부산대학교 도서관

Long and short-term exposure to atmospheric particulate matter (PM) has detrimental effects on human health. The effective mechanisms leading to PM toxicity are still not fully understood, even if it is known that physical-chemical properties, strongly influenced by sources and atmospheric processes, are known to play an important role. In this work, PM10 samples were collected, at an urban background site in southern Italy, to determine cytotoxicity (using MTT test on A549 cells), genotoxicity (using the comet assay), and intracellular oxidative stress on A549 cells exposed for 24 h to aqueous extracts of PM10 samples. Organic carbon (OC) and elemental carbon (EC) content of PM10 and acellular determination of oxidative potential with DTT assay were performed to compare results of acellular and cellular biological assays.
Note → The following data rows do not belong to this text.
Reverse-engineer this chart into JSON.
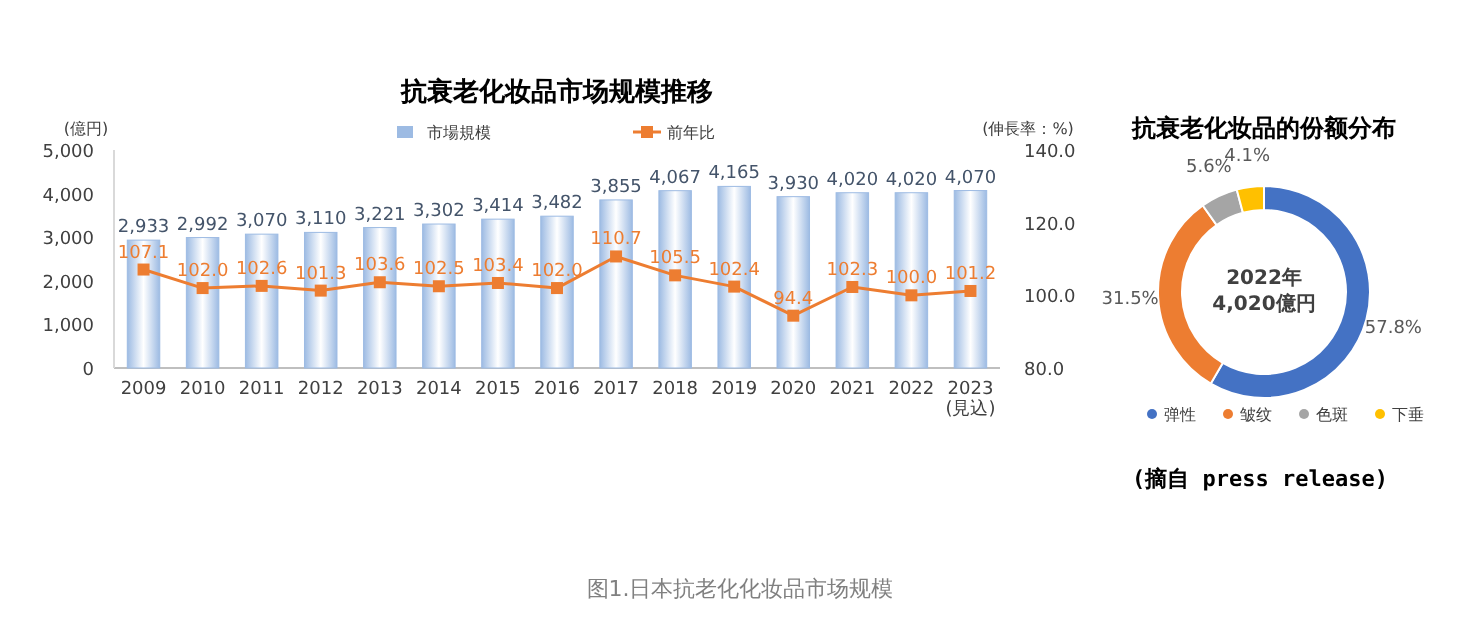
{
  "chart_data": [
    {
      "type": "bar",
      "title": "抗衰老化妆品市场规模推移",
      "ylabel": "(億円)",
      "y2label": "(伸長率：%)",
      "categories": [
        "2009",
        "2010",
        "2011",
        "2012",
        "2013",
        "2014",
        "2015",
        "2016",
        "2017",
        "2018",
        "2019",
        "2020",
        "2021",
        "2022",
        "2023\n(見込)"
      ],
      "series": [
        {
          "name": "市場規模",
          "color": "#9dbbe3",
          "values": [
            2933,
            2992,
            3070,
            3110,
            3221,
            3302,
            3414,
            3482,
            3855,
            4067,
            4165,
            3930,
            4020,
            4020,
            4070
          ],
          "value_labels": [
            "2,933",
            "2,992",
            "3,070",
            "3,110",
            "3,221",
            "3,302",
            "3,414",
            "3,482",
            "3,855",
            "4,067",
            "4,165",
            "3,930",
            "4,020",
            "4,020",
            "4,070"
          ]
        },
        {
          "name": "前年比",
          "type": "line",
          "axis": "y2",
          "color": "#ed7d31",
          "marker": "square",
          "values": [
            107.1,
            102.0,
            102.6,
            101.3,
            103.6,
            102.5,
            103.4,
            102.0,
            110.7,
            105.5,
            102.4,
            94.4,
            102.3,
            100.0,
            101.2
          ],
          "value_labels": [
            "107.1",
            "102.0",
            "102.6",
            "101.3",
            "103.6",
            "102.5",
            "103.4",
            "102.0",
            "110.7",
            "105.5",
            "102.4",
            "94.4",
            "102.3",
            "100.0",
            "101.2"
          ]
        }
      ],
      "ylim": [
        0,
        5000
      ],
      "yticks": [
        0,
        {
          "value": 1000,
          "label": "1,000"
        },
        {
          "value": 2000,
          "label": "2,000"
        },
        {
          "value": 3000,
          "label": "3,000"
        },
        {
          "value": 4000,
          "label": "4,000"
        },
        {
          "value": 5000,
          "label": "5,000"
        }
      ],
      "y2lim": [
        80,
        140
      ],
      "y2ticks": [
        {
          "value": 80,
          "label": "80.0"
        },
        {
          "value": 100,
          "label": "100.0"
        },
        {
          "value": 120,
          "label": "120.0"
        },
        {
          "value": 140,
          "label": "140.0"
        }
      ],
      "legend": "top",
      "grid": false,
      "annotations": [
        "图1.日本抗老化化妆品市场规模"
      ]
    },
    {
      "type": "donut",
      "title": "抗衰老化妆品的份额分布",
      "categories": [
        "弹性",
        "皱纹",
        "色斑",
        "下垂"
      ],
      "values": [
        57.8,
        31.5,
        5.6,
        4.1
      ],
      "value_labels": [
        "57.8%",
        "31.5%",
        "5.6%",
        "4.1%"
      ],
      "colors": [
        "#4472c4",
        "#ed7d31",
        "#a5a5a5",
        "#ffc000"
      ],
      "legend": "bottom",
      "annotations": [
        "2022年\n4,020億円",
        "(摘自 press release)"
      ]
    }
  ]
}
Cellular (OSGCV and MTTV) and acellular (OPDTTV) outcomes, normalized in volume, are well correlated (statistically significant results) with carbon content suggesting that combustion sources play an important role in determining cellular oxidative stress and cytotoxicity of PM10. Even if the number of data is limited, genotoxicity results are well correlated (Pearson r > 0.95) with OSGCV and MTTV, and a weaker, but statistically significant correlation was observed with OPDTTV. OSGCV is well correlated with the cell mortality observed with the MTTV test and a lower, but still statistically significant correlation is observed between MTTV and OPDDTV. A statistically significant correlation was found between OPDTTV and OSGCV results. When the outcomes of the cellular and acellular assay are compared normalized in mass (i.e., intrinsic values), the correlations become significantly weaker suggesting that the different sources acting on the site produces particulate matter with different toxicological potential influencing differently the biological tests studied.